Phase 2: Execution Example (with Debugging Loop)

Goal: Execute task "Implement CreatePaymentIntent function."

1. THINK: "I am starting the task to implement the core payment logic. I will get the task details and then create the new service file."

2. CALL TOOL: get_next_task()

3. OBSERVE: Returns task: "Implement CreatePaymentIntent function in services/payment_service.go".

4. CALL TOOL: create_new_file(path="services/payment_service.go", content="package services\n\n// ... initial code ...")

5. THINK: "Now I'll add the function body based on the Stripe documentation I found."

6. CALL TOOL: edit_existing_file(path="services/payment_service.go", ...)

7. THINK: "The code is written. I must verify it compiles and passes basic checks. I'll run the project's unit tests."

8. CALL TOOL: run_terminal_command(command="go test ./...")

9. OBSERVE: The tests fail with a compile error: undefined: stripe.PaymentIntentParams. The task is blocked by a code error.

10. THINK: "Ah, I made a mistake in the type name. I need to correct it. This is a micro-correction. I will read the file, fix the type, and re-run the tests."

11. CALL TOOL (Debug Loop):

    • read_file(path="services/payment_service.go")

    • edit_existing_file(path="services/payment_service.go", ...) (changing the type to the correct stripe.PaymentIntentParams)

    • run_terminal_command(command="go test ./...")

12. OBSERVE: The tests now pass. The micro-correction was successful.

13. THINK: "The code is correct and verified.

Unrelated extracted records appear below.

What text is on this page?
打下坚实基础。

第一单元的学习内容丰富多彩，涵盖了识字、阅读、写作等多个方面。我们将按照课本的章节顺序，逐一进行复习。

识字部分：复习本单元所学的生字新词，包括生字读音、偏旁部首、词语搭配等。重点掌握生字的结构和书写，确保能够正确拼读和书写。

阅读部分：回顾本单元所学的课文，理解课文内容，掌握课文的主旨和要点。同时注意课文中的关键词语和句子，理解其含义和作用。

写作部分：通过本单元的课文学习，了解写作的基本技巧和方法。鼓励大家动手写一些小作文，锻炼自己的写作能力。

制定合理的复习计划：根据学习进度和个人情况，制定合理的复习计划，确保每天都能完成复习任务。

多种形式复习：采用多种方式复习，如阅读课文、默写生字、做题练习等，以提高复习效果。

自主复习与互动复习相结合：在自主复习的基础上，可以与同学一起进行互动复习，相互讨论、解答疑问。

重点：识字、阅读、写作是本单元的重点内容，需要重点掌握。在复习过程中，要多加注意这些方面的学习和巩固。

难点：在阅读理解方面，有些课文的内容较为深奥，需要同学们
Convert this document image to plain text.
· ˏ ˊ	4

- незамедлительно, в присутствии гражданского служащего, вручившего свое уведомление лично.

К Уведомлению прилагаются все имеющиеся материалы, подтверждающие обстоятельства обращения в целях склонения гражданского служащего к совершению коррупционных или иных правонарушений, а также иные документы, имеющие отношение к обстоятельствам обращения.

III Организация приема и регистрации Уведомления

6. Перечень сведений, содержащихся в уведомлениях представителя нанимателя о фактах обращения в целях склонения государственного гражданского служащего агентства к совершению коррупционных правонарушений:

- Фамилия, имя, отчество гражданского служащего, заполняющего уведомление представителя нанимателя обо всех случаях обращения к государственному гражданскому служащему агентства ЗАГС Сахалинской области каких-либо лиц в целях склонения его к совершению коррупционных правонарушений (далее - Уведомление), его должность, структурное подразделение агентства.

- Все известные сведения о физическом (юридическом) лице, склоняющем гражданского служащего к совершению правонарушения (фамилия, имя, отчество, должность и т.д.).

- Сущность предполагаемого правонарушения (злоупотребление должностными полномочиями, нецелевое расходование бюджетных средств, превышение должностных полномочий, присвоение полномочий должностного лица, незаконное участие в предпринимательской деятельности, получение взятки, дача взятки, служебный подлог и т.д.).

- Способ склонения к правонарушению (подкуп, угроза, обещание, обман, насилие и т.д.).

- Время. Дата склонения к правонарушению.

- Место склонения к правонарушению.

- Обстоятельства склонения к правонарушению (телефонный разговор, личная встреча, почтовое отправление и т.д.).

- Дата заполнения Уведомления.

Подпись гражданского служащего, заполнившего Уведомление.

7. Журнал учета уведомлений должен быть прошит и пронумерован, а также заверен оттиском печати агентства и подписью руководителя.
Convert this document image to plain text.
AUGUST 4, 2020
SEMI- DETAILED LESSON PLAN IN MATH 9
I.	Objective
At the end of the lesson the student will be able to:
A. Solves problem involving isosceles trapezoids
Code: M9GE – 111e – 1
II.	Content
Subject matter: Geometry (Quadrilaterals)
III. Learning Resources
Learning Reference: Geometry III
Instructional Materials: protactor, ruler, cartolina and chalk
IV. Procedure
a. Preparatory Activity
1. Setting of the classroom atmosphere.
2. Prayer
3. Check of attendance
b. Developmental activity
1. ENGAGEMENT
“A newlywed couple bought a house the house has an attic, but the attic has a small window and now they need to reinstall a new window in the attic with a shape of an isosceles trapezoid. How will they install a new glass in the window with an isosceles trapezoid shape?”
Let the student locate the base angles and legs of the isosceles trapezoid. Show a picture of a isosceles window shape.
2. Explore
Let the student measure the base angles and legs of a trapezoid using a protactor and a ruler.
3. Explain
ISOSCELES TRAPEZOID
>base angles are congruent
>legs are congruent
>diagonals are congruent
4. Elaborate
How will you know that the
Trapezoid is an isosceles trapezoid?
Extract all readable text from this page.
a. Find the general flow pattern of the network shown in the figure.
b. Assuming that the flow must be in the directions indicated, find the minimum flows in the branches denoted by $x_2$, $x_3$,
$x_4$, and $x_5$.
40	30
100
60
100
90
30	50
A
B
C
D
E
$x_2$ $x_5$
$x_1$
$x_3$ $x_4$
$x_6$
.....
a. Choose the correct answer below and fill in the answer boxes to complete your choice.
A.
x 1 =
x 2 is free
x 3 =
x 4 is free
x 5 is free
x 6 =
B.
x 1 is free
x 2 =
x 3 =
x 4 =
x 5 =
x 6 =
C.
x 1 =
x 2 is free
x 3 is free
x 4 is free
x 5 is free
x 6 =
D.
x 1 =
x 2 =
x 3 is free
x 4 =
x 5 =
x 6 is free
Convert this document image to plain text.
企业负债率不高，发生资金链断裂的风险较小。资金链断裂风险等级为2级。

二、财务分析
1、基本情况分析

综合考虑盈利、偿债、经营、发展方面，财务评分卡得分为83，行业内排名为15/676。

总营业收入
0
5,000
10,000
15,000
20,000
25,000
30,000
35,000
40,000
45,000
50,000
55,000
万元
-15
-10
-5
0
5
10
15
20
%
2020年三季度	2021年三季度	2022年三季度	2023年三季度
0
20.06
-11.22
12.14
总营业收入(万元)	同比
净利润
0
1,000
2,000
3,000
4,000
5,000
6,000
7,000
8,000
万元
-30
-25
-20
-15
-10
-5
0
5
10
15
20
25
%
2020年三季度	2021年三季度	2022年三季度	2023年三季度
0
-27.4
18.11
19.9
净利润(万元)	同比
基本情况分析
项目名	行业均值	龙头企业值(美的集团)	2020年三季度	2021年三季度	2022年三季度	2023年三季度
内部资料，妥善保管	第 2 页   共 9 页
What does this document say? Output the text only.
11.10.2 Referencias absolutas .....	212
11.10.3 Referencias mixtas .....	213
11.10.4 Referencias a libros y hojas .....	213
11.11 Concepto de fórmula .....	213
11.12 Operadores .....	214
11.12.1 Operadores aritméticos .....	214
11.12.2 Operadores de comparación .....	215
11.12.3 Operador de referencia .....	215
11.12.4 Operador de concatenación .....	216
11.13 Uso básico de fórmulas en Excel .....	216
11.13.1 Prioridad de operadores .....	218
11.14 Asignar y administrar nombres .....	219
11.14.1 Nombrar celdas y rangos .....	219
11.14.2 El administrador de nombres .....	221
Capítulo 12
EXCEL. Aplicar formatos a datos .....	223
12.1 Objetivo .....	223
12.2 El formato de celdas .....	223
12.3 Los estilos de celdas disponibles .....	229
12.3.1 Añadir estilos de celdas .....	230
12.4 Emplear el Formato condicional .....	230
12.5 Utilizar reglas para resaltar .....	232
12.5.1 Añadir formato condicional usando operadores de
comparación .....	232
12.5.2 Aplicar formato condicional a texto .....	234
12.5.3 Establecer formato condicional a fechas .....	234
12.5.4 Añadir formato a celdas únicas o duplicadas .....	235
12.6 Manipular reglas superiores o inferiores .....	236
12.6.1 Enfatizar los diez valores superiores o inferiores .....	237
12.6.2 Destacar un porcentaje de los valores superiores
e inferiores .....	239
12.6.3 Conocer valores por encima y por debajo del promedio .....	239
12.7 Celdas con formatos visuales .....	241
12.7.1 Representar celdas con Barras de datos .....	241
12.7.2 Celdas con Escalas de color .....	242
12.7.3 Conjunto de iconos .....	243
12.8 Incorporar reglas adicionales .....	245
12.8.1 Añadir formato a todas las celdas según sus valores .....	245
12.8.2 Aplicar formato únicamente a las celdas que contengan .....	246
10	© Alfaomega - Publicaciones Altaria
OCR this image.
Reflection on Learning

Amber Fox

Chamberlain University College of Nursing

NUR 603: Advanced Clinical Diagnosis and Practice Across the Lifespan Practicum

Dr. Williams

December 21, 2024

This task is complete."

14. CALL TOOL: mark_task_done(task_id="...")

15. ANNOUNCE: "Task to implement the payment function is complete after a minor debugging cycle. I will now get the next task."

Phase 3: Blocker Resolution Example (Major Validation Failure)

Goal: The entire Stripe feature has been implemented. Now, validate it end-to-end.

1. THINK: "All individual implementation tasks are done. I must now perform a holistic validation of the entire payment flow."

2. CALL TOOL: run_terminal_command(command="go run main.go") to start the server.

3. THINK: "The server is running. I will now simulate a user checking out by sending a request to the new endpoint."

4. CALL TOOL: run_terminal_command(command="curl -X POST http://localhost:8080/checkout/pay -d '...'")

5. OBSERVE: The server logs a panic: runtime error: invalid memory address or nil pointer dereference. The entire feature is broken. This is a major validation failure.

6. THINK: "The plan was fundamentally flawed. A nil pointer indicates I missed an initialization step somewhere. Patching this is risky. I must re-evaluate the entire plan."

7. CALL TOOL: update_task(task_id="...", status="BLOCKED", reason="End-to-end validation failed with a nil pointer dereference. The initial plan was flawed and requires a full review.")

8. ANNOUNCE: "Validation has failed due to a fundamental issue. The implementation has a critical flaw. Returning to Phase 1 to re-evaluate all context, analyze the nil pointer error, and formulate a new, corrected strategic plan."

Phase 4: Final Reporting Example

Goal: All tasks for the Stripe integration are now complete after a successful second attempt.

1. THINK: "I have just marked the final verification task as done. I will now check if any tasks remain."

2. CALL TOOL: get_next_task()

3. OBSERVE: The tool returns an empty response, indicating no more tasks are pending.

4. THINK: "The user's request is fully complete. I will now generate the final summary report."

5. ANNOUNCE: "All tasks for the Stripe integration are complete. Generating the final report."

6. FINAL REPORT (to user): "## ✅ Stripe Integration Complete

   High-Level Summary

   I have successfully integrated the Stripe payment processing system into the application. Users can now complete the checkout flow and make payments.

   Core Problems Solved

   • Implemented a new payment service using the official stripe-go library.

   • Created a secure endpoint for handling payment intents.

   • Modified the checkout process to include the payment step.

   • Added configuration for Stripe API keys.

   Key Files Modified/Created

   • go.mod: Added stripe-go dependency.

   • services/payment_service.go: # New service for all Stripe logic.

   • handlers/checkout.go: # Modified to call the payment service.

   • config/config.go: # Added StripeApiKey field.

   The project is now complete. I will now terminate my process."